My favorite thing about the first Wonder Woman was her motley crew: Steve Trevor, the epitome of a selfless soldier if there ever was one; the Arab, Sameer, who really just wants to be an actor; The Chief, a Native American — maybe a hat-tip to code talkers, but either way, a fabulous character; and Charlie, the broken and often drunken sharpshooter who just breaks my damn heart when he plays the piano as the snow softly falls in a now-liberated French village. I feel like, in the United States these days, this group of people would have a hard time having lunch together, much less fighting a common enemy together. And yet–there they are. Saving us all.

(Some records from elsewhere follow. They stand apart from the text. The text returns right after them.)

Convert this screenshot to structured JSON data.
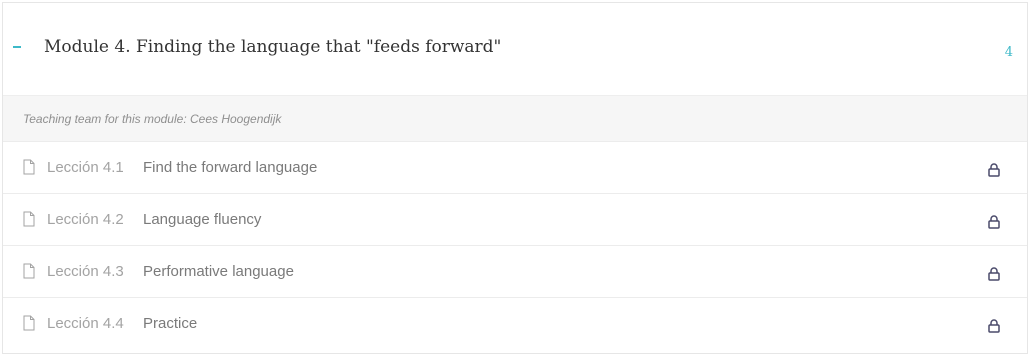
{
  "module": {
    "toggle_icon": "minus-icon",
    "title": "Module 4. Finding the language that \"feeds forward\"",
    "lesson_count": "4",
    "description": "Teaching team for this module: Cees Hoogendijk",
    "accent_color": "#3db9c8",
    "lessons": [
      {
        "number": "Lección 4.1",
        "title": "Find the forward language",
        "icon": "document-icon",
        "status_icon": "lock-icon"
      },
      {
        "number": "Lección 4.2",
        "title": "Language fluency",
        "icon": "document-icon",
        "status_icon": "lock-icon"
      },
      {
        "number": "Lección 4.3",
        "title": "Performative language",
        "icon": "document-icon",
        "status_icon": "lock-icon"
      },
      {
        "number": "Lección 4.4",
        "title": "Practice",
        "icon": "document-icon",
        "status_icon": "lock-icon"
      }
    ]
  }
}
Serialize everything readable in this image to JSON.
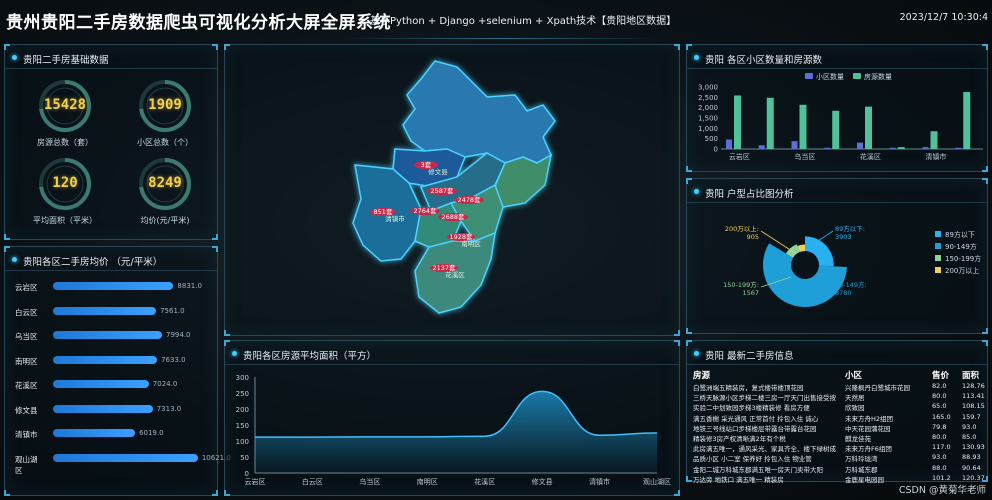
{
  "header": {
    "title": "贵州贵阳二手房数据爬虫可视化分析大屏全屏系统",
    "subtitle": "基于Python + Django +selenium + Xpath技术【贵阳地区数据】",
    "datetime": "2023/12/7 10:30:4"
  },
  "basic": {
    "title": "贵阳二手房基础数据",
    "items": [
      {
        "value": "15428",
        "label": "房源总数（套）"
      },
      {
        "value": "1909",
        "label": "小区总数（个）"
      },
      {
        "value": "120",
        "label": "平均面积（平米）"
      },
      {
        "value": "8249",
        "label": "均价(元/平米)"
      }
    ]
  },
  "price_panel": {
    "title": "贵阳各区二手房均价 （元/平米）"
  },
  "map_panel": {
    "regions": [
      {
        "count": "3套",
        "name": "修文县",
        "color": "#c8284a"
      },
      {
        "count": "2587套",
        "name": "",
        "color": "#c8284a"
      },
      {
        "count": "2478套",
        "name": "",
        "color": "#c8284a"
      },
      {
        "count": "851套",
        "name": "清镇市",
        "color": "#c8284a"
      },
      {
        "count": "2764套",
        "name": "",
        "color": "#c8284a"
      },
      {
        "count": "2688套",
        "name": "",
        "color": "#c8284a"
      },
      {
        "count": "1928套",
        "name": "南明区",
        "color": "#c8284a"
      },
      {
        "count": "2137套",
        "name": "花溪区",
        "color": "#c8284a"
      }
    ]
  },
  "area_panel": {
    "title": "贵阳各区房源平均面积（平方）"
  },
  "community_panel": {
    "title": "贵阳 各区小区数量和房源数"
  },
  "huxing_panel": {
    "title": "贵阳 户型占比图分析"
  },
  "listing_panel": {
    "title": "贵阳 最新二手房信息",
    "headers": [
      "房源",
      "小区",
      "售价",
      "面积"
    ],
    "rows": [
      [
        "白鹭洲端五精装房，复式楼带楼顶花园",
        "兴隆枫丹白鹭城市花园",
        "82.0",
        "128.76"
      ],
      [
        "三桥天脉源小区步梯二楼三房一厅天门出售接受按",
        "天然居",
        "80.0",
        "113.41"
      ],
      [
        "实验二中划致园步梯3楼精装修 看房方便",
        "欣致园",
        "65.0",
        "108.15"
      ],
      [
        "满五香榭 采光通风 正常首付 拎包入住 诚心",
        "未来方舟H2组团",
        "165.0",
        "159.7"
      ],
      [
        "地铁三号线站口步梯楼层带露台带露台花园",
        "中天花园蒲花园",
        "79.8",
        "93.0"
      ],
      [
        "精装修3房产权清晰满2年有个税",
        "麒龙佳苑",
        "80.0",
        "85.0"
      ],
      [
        "此房满五唯一，通风采光、家具齐全、楼下绿树成",
        "未来方舟F6组团",
        "117.0",
        "130.93"
      ],
      [
        "品质小区 小二室 保养好 拎包入住 物业管",
        "万科玲珑湾",
        "93.0",
        "88.93"
      ],
      [
        "金阳二城万科城东郡满五唯一房天门卖带大阳",
        "万科城东郡",
        "88.0",
        "90.64"
      ],
      [
        "万达旁 地铁口 满五唯一 精装房",
        "金鹿星电园园",
        "101.2",
        "120.37"
      ]
    ]
  },
  "watermark": "CSDN @黄菊华老师",
  "chart_data": [
    {
      "type": "bar",
      "title": "贵阳各区二手房均价 （元/平米）",
      "categories": [
        "云岩区",
        "白云区",
        "乌当区",
        "南明区",
        "花溪区",
        "修文县",
        "清镇市",
        "观山湖区"
      ],
      "values": [
        8831.0,
        7561.0,
        7994.0,
        7633.0,
        7024.0,
        7313.0,
        6019.0,
        10621.0
      ],
      "value_labels": [
        "8831.0",
        "7561.0",
        "7994.0",
        "7633.0",
        "7024.0",
        "7313.0",
        "6019.0",
        "10621.0"
      ],
      "orientation": "horizontal",
      "xlim": [
        0,
        11000
      ]
    },
    {
      "type": "area",
      "title": "贵阳各区房源平均面积（平方）",
      "categories": [
        "云岩区",
        "白云区",
        "乌当区",
        "南明区",
        "花溪区",
        "修文县",
        "清镇市",
        "观山湖区"
      ],
      "values": [
        112,
        112,
        113,
        113,
        115,
        255,
        118,
        125
      ],
      "ylim": [
        0,
        300
      ],
      "yticks": [
        "0",
        "50",
        "100",
        "150",
        "200",
        "250",
        "300"
      ],
      "grid": false
    },
    {
      "type": "bar",
      "title": "贵阳 各区小区数量和房源数",
      "categories": [
        "云岩区",
        "乌当区",
        "花溪区",
        "清镇市"
      ],
      "series": [
        {
          "name": "小区数量",
          "values": [
            460,
            180,
            380,
            60,
            310,
            60,
            90,
            60
          ],
          "color": "#5b6fd8"
        },
        {
          "name": "房源数量",
          "values": [
            2590,
            2480,
            2140,
            1850,
            2050,
            90,
            860,
            2760
          ],
          "color": "#4fc29b"
        }
      ],
      "all_categories": [
        "云岩区",
        "白云区",
        "乌当区",
        "南明区",
        "花溪区",
        "修文县",
        "清镇市",
        "观山湖区"
      ],
      "ylim": [
        0,
        3000
      ],
      "yticks": [
        "3,000",
        "2,500",
        "2,000",
        "1,500",
        "1,000",
        "500",
        "0"
      ],
      "legend": "top"
    },
    {
      "type": "pie",
      "title": "贵阳 户型占比图分析",
      "slices": [
        {
          "name": "89方以下",
          "value": 3903,
          "label": "89方以下:\n3903",
          "color": "#29b0f0"
        },
        {
          "name": "90-149方",
          "value": 8780,
          "label": "90-149方:\n8780",
          "color": "#1f9fd8"
        },
        {
          "name": "150-199方",
          "value": 1567,
          "label": "150-199方:\n1567",
          "color": "#8ad4a0"
        },
        {
          "name": "200万以上",
          "value": 905,
          "label": "200万以上:\n905",
          "color": "#f2cf5b"
        }
      ],
      "legend": "right"
    }
  ]
}
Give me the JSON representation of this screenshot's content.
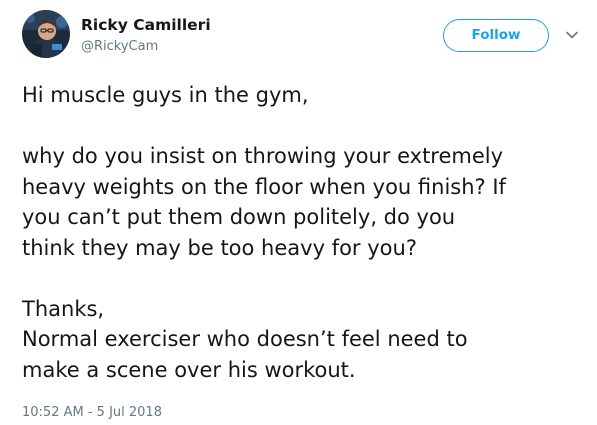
{
  "author": {
    "name": "Ricky Camilleri",
    "handle": "@RickyCam"
  },
  "actions": {
    "follow_label": "Follow",
    "menu_icon": "chevron-down-icon"
  },
  "tweet": {
    "lines": [
      "Hi muscle guys in the gym,",
      "",
      "why do you insist on throwing your extremely",
      "heavy weights on the floor when you finish? If",
      "you can’t put them down politely, do you",
      "think they may be too heavy for you?",
      "",
      "Thanks,",
      "Normal exerciser who doesn’t feel need to",
      "make a scene over his workout."
    ]
  },
  "meta": {
    "timestamp": "10:52 AM - 5 Jul 2018"
  },
  "colors": {
    "accent": "#1da1f2",
    "text": "#14171a",
    "secondary": "#657786"
  }
}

I don’t have answers, y’all, but I do believe that our desire for change in this country begins with ourselves. And that means a whole lot less finger-pointing and whole lot more self-reflection. Michael Jackson wasn’t wrong about that person in the mirror. Your experience is not everyone else’s. In fact, it’s not anyone else’s. And we can only begin to understand one another when we admit this very real truth and set about honoring the experiences that are different than ours.
A million little kindnesses, thousands of small sacrifices, myriad efforts at real relationship, listening with open hearts to those who believe differently than we do, to those who are terrified at a world that has changed so quickly, to those who have waited far too long for a seat at the table…this is how we might begin the very slow work of healing the gaping wounds of our nation.
No Monkey’s Paw. No Dreamstone.
But…maybe a little bit of Steve Trevor, who only ever wanted to give his life in service to others.